Sage green walls in the master bedroom replaced by pale lavender. Check.
Okay, so this is the one area where I may have pulled a fast one on him (but remember, he voted for Trump), thanks to my friend Sunny, who also happens to be an artist and color consultant. She picked a gray-lavender for our bedroom, but told me to tell him it was gray. “Most men are colorblind,” she laughed. I conveniently scheduled the painters to come while I was away on spring break with my daughters. John called after the painters had left.
“Hi, sweetie. I think the painters made a mistake. Our walls are lavender.”
“Not lavender, honey. Gray-ISH.”
“No, they’re lavender.”
“Let’s call it a gray-lavender,” I say, happy we were compromising over color and not political differences. “And it goes well with Mom’s painting.”

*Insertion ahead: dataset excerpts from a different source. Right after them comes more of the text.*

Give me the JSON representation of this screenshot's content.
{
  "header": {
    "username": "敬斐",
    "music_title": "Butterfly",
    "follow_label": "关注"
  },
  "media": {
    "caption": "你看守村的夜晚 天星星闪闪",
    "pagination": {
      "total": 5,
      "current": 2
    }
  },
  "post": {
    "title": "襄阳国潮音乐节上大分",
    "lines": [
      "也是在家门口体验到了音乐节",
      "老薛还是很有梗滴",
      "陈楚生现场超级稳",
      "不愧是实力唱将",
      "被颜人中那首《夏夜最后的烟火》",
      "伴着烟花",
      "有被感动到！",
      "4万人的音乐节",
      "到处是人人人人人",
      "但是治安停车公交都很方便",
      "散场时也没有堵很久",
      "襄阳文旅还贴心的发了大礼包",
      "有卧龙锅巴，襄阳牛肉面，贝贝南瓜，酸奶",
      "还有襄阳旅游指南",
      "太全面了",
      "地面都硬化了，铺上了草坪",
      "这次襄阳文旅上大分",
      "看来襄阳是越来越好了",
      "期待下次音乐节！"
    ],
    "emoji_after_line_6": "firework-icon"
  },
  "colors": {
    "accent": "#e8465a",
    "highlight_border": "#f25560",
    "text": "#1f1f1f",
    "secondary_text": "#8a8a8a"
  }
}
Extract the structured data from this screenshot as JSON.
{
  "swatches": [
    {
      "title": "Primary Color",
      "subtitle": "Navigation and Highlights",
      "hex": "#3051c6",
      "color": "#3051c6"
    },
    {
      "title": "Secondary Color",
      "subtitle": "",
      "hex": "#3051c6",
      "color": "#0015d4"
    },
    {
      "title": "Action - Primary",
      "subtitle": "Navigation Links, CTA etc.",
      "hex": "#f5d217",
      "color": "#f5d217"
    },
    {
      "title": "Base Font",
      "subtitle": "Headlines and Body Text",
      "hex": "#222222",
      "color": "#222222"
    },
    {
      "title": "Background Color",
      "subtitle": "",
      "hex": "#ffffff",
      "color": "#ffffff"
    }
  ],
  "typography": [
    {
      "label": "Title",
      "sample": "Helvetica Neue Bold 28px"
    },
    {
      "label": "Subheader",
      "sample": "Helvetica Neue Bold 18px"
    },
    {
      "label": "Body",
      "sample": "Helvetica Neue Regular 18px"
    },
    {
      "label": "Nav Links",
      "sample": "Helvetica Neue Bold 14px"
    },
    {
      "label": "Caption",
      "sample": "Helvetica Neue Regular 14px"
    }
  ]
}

He chuckled good-naturedly, but I could tell I was pushing his decorative comfort zone.
Fast forward two weeks and he now loves it, agreeing with my description of the room as “airy and calm.”
I can’t say I’ll ever be “airy and calm” with Trump as our president. But at least the lavender walls give me peace.
Decorating aside, many are not finding peace with our new president. I have seen extreme cases, particularly on Facebook, of friends claiming they would de-friend anyone who voted for Trump. And on the flip side, I have heard others say they could never be married to a liberal. Luckily, my husband and I ascribe to Thomas Jefferson’s philosophy: “I never considered a difference of opinion in politics, in religion, in philosophy, as a cause for withdrawing from a friend.”
Besides, if I had made politics an issue, I would have missed out on some of the happiest 100 days of my life.